Standard errors have not been calculated. 
Use MARSSparamCIs to compute CIs and bias estimates.

9.3.1 Stochastic level with drift

We can add a drift term to the level model to allow the level to tend upward or downward with a deterministic rate \(\eta\). This is a random walk with bias.

\[\begin{equation} \begin{gathered} \tag{9.6} y_t = \alpha_t + e_t \\ \alpha_t = \alpha_{t-1} + \eta + w_t \\ \Downarrow \\ y_t = x_t + v_t \\ x_t = x_{t-1} + u + w_t \end{gathered} \end{equation}\]

We can allow that the drift term \(\eta\) evolves over time along with the level. In this case, \(\eta\) is modeled as a random walk along with \(\alpha\). This model is

\[\begin{equation} \begin{gathered} \tag{9.7} y_t = \alpha_t + e_t \\ \alpha_t = \alpha_{t-1} + \eta_{t-1} + w_{\alpha,t} \\ \eta_t = \eta_{t-1} + w_{\eta,t} \end{gathered} \end{equation}\] Equation (9.7) can be written in matrix form as: \[\begin{equation} \begin{gathered} \tag{9.8} y_t = \begin{bmatrix}1&0\end{bmatrix}\begin{bmatrix} \alpha \\ \eta \end{bmatrix}_t + v_t \\ \begin{bmatrix} \alpha \\ \eta \end{bmatrix}_t = \begin{bmatrix} 1 & 1 \\ 0 & 1 \end{bmatrix}\begin{bmatrix} \alpha \\ \eta \end{bmatrix}_{t-1} + \begin{bmatrix} w_{\alpha} \\ w_{\eta} \end{bmatrix}_t \end{gathered} \end{equation}\] Equation (9.8) is a MARSS model.
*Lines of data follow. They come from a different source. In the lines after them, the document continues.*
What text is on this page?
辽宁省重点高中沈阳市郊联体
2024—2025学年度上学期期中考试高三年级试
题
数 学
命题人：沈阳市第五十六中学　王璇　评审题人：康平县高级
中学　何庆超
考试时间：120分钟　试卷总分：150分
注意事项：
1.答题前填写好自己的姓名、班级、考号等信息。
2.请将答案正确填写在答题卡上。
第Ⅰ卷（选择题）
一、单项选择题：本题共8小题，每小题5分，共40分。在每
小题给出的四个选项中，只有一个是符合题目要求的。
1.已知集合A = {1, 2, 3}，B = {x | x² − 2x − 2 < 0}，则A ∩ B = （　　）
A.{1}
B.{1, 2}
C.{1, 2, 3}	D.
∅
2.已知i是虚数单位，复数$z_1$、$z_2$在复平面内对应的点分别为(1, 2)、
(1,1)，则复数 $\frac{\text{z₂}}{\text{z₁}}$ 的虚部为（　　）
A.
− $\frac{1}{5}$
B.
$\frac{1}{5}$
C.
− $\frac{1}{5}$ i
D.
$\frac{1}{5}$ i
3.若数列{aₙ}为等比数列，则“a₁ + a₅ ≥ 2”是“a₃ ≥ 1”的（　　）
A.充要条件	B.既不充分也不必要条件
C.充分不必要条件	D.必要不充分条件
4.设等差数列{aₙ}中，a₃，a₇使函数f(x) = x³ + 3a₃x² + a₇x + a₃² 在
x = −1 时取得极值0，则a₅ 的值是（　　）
\[\begin{equation} y_t = \mathbf{Z}\mathbf{x}_t + v_t \\ \mathbf{x}_t = \mathbf{B}\mathbf{x}_{t-1} + \mathbf{w}_t \end{equation}\]

where \(\mathbf{B}=\begin{bmatrix} 1 & 1 \\ 0 & 1\end{bmatrix}\), \(\mathbf{x}=\begin{bmatrix}\alpha \\ \eta\end{bmatrix}\) and \(\mathbf{Z}=\begin{bmatrix}1&0\end{bmatrix}\).

See Section 6.2 for more discussion of stochastic level models and Section @ref() to see how to fit this model with the StructTS(sec-uss-the-structts-function) function in the stats package.